KLOTMAN: All of my early training was in the Western tradition, and I'm very much of a Johnny-come-lately to this scene, and it came about because of my urban experiences. I say this, then, with an apology, but I was concerned with those seventy percent of the Detroit students who were Black, and that isn't a minority group. I thought it was ridiculous that we were completely ignoring this majority and the cultural heritage of these students. When I started teaching in the 1940s and wanted an example of theme and variation form, I used Art Tatum's Dark Eyes as well as Haydn's Emperor Quartet, and that would be an example of music integration.

HARRIS: How much Western or European music should be included in the curricula you are considering?

ADDERLEY: The curriculum should be comprehensive. There is no other way to study music. In jazz, for example, we play European instruments and we use European notation. The music itself is an Afro-American style of European music. That's why it started off with songs already in existence, played by the Black marching and funeral bands.

ASHBY: I agree, yet we must know that there are special factors at times which require a different approach. Just a few days ago, I was here in Bloomington for the International Harp Conference. A fellow harpist asked if I were a Grandjany or Salzedo disciple. I had to say I was an Ashby disciple because, after all, I had to create my own technique to get what I wanted from the instrument. My elbows aren't always high, nor are my thumbs.

ADDERLEY: I'm not in conflict with that. What I'm wondering is how you teach somebody past telling them to do their own thing. You can teach them something that's proper and functional in terms of a technique but, when it comes to the essence of music, jazz is more complicated than simple phrases.
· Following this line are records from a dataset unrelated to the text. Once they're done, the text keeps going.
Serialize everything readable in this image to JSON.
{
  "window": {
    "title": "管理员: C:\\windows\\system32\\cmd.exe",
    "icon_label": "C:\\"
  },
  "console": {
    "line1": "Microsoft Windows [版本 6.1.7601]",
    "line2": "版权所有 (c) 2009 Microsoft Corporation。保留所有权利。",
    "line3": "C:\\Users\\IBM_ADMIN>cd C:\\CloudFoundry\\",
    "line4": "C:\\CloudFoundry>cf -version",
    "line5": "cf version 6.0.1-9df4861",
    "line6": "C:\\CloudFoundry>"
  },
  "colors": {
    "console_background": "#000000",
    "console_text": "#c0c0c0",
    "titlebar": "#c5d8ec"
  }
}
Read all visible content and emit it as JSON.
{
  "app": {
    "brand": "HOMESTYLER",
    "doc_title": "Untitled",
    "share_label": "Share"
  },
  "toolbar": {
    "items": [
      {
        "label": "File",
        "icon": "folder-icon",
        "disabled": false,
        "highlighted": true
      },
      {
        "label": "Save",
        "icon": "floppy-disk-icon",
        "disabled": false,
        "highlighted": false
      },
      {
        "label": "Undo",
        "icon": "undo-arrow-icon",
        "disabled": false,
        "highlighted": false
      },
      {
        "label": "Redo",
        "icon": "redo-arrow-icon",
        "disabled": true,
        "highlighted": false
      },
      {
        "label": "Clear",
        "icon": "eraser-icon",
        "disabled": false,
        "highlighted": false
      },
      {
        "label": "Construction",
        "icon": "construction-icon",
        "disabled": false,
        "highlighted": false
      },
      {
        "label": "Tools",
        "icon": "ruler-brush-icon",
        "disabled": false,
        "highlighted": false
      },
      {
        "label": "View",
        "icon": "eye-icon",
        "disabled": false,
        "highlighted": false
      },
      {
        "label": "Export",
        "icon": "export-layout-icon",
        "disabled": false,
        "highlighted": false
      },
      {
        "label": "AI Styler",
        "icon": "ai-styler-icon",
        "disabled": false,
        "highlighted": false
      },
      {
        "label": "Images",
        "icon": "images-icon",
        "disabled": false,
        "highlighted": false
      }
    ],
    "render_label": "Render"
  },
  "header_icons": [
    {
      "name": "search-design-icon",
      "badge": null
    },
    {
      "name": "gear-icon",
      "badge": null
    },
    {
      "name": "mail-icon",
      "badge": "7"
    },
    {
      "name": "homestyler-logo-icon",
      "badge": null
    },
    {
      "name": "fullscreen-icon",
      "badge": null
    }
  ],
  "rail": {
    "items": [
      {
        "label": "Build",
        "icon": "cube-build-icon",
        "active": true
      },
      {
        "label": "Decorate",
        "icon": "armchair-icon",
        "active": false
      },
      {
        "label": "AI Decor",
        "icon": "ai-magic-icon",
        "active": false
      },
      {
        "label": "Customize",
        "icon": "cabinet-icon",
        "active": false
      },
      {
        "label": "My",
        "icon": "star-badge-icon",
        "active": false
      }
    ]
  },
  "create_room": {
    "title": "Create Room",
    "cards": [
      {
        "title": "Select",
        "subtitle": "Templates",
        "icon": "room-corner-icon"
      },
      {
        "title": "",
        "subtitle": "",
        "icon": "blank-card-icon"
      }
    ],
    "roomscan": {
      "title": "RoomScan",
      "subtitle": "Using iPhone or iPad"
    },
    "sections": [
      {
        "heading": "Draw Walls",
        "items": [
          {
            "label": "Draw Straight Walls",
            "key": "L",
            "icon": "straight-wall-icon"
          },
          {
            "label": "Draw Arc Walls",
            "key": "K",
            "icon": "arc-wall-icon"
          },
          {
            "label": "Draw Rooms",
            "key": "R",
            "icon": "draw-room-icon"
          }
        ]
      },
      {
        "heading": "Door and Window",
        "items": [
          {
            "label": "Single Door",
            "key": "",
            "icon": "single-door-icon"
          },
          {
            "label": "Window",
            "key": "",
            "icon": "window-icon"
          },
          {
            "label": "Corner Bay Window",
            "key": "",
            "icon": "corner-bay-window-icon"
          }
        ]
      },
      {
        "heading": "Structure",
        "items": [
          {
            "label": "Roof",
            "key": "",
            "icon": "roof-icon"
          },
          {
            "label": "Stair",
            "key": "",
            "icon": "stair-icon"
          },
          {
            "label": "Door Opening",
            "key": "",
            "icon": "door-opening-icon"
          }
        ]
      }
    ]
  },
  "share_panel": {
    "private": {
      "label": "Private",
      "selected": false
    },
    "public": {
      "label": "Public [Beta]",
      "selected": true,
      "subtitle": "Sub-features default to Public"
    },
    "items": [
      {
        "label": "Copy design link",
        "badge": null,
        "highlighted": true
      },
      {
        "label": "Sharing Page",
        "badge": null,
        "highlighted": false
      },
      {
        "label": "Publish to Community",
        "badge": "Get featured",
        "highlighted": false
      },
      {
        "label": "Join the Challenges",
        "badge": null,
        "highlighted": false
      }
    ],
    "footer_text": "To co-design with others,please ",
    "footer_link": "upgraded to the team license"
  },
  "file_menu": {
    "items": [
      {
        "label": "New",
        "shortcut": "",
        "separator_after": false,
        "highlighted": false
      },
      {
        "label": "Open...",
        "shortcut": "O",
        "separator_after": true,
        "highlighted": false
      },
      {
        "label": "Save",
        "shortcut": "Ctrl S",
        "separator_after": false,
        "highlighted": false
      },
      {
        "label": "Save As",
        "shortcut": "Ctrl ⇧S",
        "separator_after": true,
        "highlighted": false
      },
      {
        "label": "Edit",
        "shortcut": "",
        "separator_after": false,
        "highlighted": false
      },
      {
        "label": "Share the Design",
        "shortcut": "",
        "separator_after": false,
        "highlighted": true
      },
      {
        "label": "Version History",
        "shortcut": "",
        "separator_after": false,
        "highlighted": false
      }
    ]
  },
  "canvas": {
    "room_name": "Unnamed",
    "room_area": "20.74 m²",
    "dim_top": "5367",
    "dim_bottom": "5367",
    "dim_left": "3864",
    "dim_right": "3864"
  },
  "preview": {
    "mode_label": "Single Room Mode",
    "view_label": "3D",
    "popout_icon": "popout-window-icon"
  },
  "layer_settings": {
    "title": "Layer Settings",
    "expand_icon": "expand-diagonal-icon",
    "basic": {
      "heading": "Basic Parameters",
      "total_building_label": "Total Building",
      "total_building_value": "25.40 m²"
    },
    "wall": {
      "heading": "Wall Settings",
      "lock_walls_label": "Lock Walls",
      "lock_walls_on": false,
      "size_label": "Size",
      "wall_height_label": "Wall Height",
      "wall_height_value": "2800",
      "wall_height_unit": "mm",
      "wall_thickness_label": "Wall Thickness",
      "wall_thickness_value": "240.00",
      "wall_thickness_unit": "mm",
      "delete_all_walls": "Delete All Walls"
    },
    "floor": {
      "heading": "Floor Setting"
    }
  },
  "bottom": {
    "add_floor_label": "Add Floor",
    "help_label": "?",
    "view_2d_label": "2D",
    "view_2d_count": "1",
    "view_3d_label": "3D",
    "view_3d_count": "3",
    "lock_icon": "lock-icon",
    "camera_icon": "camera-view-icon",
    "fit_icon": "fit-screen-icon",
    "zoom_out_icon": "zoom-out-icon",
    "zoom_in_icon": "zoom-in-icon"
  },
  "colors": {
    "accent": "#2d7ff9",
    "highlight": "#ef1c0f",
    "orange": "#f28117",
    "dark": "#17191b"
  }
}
ASHBY: As an example, we can use the symbols of figured bass with the pop musician.

ADDERLEY: We use symbols in scores to get things done. There is no reason why we could not employ a notation previously not used in music, not even by the avant gardists, if this would communicate something to the jazz musician. Communication, however, is essential for formal, written music. Real improvisation is something else. I've seen major players with great reputations who can only improvise with the people they rehearse with all the time.

KLOTMAN: Oscar Peterson, who was on a panel with me in Seattle recently, told a student he should get as much  formal training  as possible, that it would not harm him and that it would provide him with background and knowledge he might not otherwise acquire. At a Chicago meeting of the Music Educators National Conference, a group of string players performed some music by Dave Baker as a demonstration. The first violinist, evidently well schooled, was not at all inhibited by the jazz style of this suite.

TIPTON: We know there is an abundance of music teachers, seemingly in every area but jazz. At Hampton, we are interested in starting a jazz degree program, but many of the practicing jazz musicians with whom I've spoken are reluctant to leave performance to the degree a teaching schedule would require. Is there any information source which will assist in locating such a faculty?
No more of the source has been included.